At that moment, Cardoza said, the men jumped back into their car and sped away. The entire incident lasted about two minutes, Cardoza said. He hopes the men will be arrested in order to keep them from attacking someone else. "It's a concern that we have these kinds of individuals in society," Cardoza said.
Cardoza said he wasn't sure of details about the car the men were driving, describing it to the CHP only as a sedan of an unknown make and year, covered in gray primer. Officer Shane Ferriera, CHP spokesman, said Cardoza reported the incident at 2:15 p.m. -- about an hour and a half after it happened. Ferriera added that officers were told to be on the lookout for the vehicle, although no suspects have been arrested.
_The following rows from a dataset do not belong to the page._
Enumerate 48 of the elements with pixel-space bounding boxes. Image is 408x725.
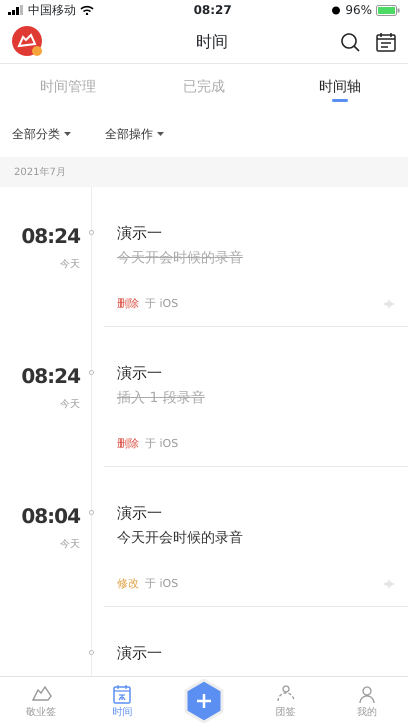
clock-time: 08:27 (194, 2, 232, 19)
entry-day: 今天 (60, 537, 80, 552)
nav-tab[interactable]: 我的 (326, 682, 408, 720)
signal-icon (8, 5, 24, 15)
caret-icon (64, 132, 71, 136)
entry-title: 演示一 (117, 644, 162, 662)
battery-percent: 96% (345, 2, 372, 19)
nav-tab[interactable]: 时间 (82, 682, 164, 720)
calendar-icon (111, 682, 134, 704)
entry-text: 今天开会时候的录音 (117, 530, 243, 546)
source-label: 于 iOS (145, 296, 178, 312)
entry-day: 今天 (60, 397, 80, 412)
page-title: 时间 (195, 30, 229, 52)
timeline-dot (89, 370, 94, 375)
timeline-dot (89, 510, 94, 515)
carrier-name: 中国移动 (28, 2, 76, 19)
calendar-button[interactable] (376, 32, 396, 52)
entry-day: 今天 (60, 257, 80, 272)
nav-tab[interactable]: 敬业签 (0, 682, 82, 720)
source-label: 于 iOS (145, 436, 178, 452)
search-button[interactable] (340, 32, 360, 52)
entry-title: 演示一 (117, 364, 162, 382)
caret-icon (157, 132, 164, 136)
tab[interactable]: 时间轴 (272, 64, 408, 110)
tab[interactable]: 时间管理 (0, 64, 136, 110)
tab[interactable]: 已完成 (136, 64, 272, 110)
calendar-icon (376, 32, 396, 52)
nav-tab[interactable]: 团签 (244, 682, 326, 720)
action-label: 删除 (117, 296, 139, 312)
entry-time: 08:04 (21, 505, 80, 527)
entry-text: 插入 1 段录音 (117, 390, 205, 406)
search-icon (340, 32, 360, 52)
timeline-dot (89, 650, 94, 655)
timeline-dot (89, 230, 94, 235)
entry-title: 演示一 (117, 504, 162, 522)
action-label: 删除 (117, 436, 139, 452)
wifi-icon (80, 5, 94, 15)
battery-icon (376, 4, 400, 16)
app-logo-icon (12, 26, 44, 58)
action-label: 修改 (117, 576, 139, 592)
entry-title: 演示一 (117, 224, 162, 242)
filter-dropdown[interactable]: 全部操作 (105, 124, 164, 142)
filter-dropdown[interactable]: 全部分类 (12, 124, 71, 142)
entry-time: 08:24 (21, 365, 80, 387)
source-label: 于 iOS (145, 576, 178, 592)
entry-text: 今天开会时候的录音 (117, 250, 243, 266)
month-label: 2021年7月 (14, 166, 66, 180)
entry-time: 08:24 (21, 225, 80, 247)
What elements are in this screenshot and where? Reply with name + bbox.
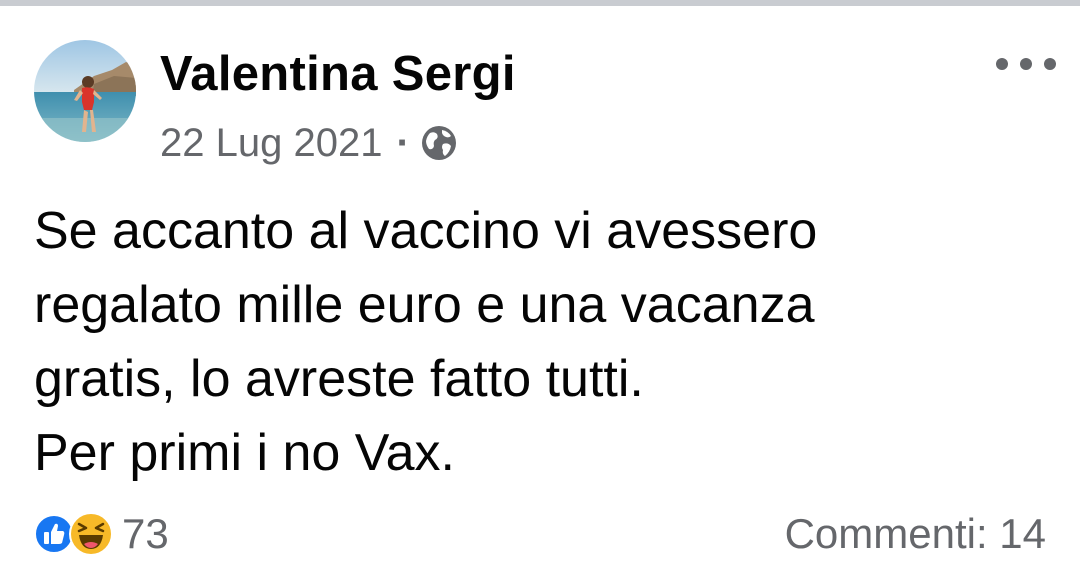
post-text-line: regalato mille euro e una vacanza	[34, 276, 815, 334]
haha-icon	[69, 512, 113, 556]
post-text-line: Se accanto al vaccino vi avessero	[34, 202, 818, 260]
reactions-summary[interactable]: 73	[34, 508, 169, 560]
post-text-line: gratis, lo avreste fatto tutti.	[34, 350, 644, 408]
meta-separator: ·	[396, 120, 410, 165]
more-dot	[1044, 58, 1056, 70]
more-options-icon[interactable]	[996, 44, 1056, 84]
reaction-icons	[34, 511, 120, 557]
post-date[interactable]: 22 Lug 2021	[160, 121, 382, 166]
post-meta: 22 Lug 2021 ·	[160, 118, 458, 168]
comments-count-link[interactable]: Commenti: 14	[785, 508, 1046, 560]
reaction-count: 73	[122, 510, 169, 557]
globe-icon[interactable]	[420, 124, 458, 162]
more-dot	[1020, 58, 1032, 70]
author-name[interactable]: Valentina Sergi	[160, 44, 516, 104]
post-card: Valentina Sergi 22 Lug 2021 · Se accanto…	[0, 6, 1080, 577]
avatar[interactable]	[34, 40, 136, 142]
more-dot	[996, 58, 1008, 70]
post-text: Se accanto al vaccino vi avessero regala…	[34, 194, 1044, 490]
post-text-line: Per primi i no Vax.	[34, 424, 455, 482]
Ferriera also said that the car is reported to be missing a bumper and had low suspension.
Ferriera said experiences like Cardoza's are not that uncommon. "It can happen not at all during the day, or we might get two or three (calls about road rage) depending on the circumstances," Ferriera said. "Normally, when we do get calls like this, the dispatcher does broadcast that out to the officers in the area, so if they are on duty and in the area, they can make a stop on those parties."
Road rage against a sitting U.S. congressman, however, doesn't happen every day. The fallout will probably even make the Congressional Record.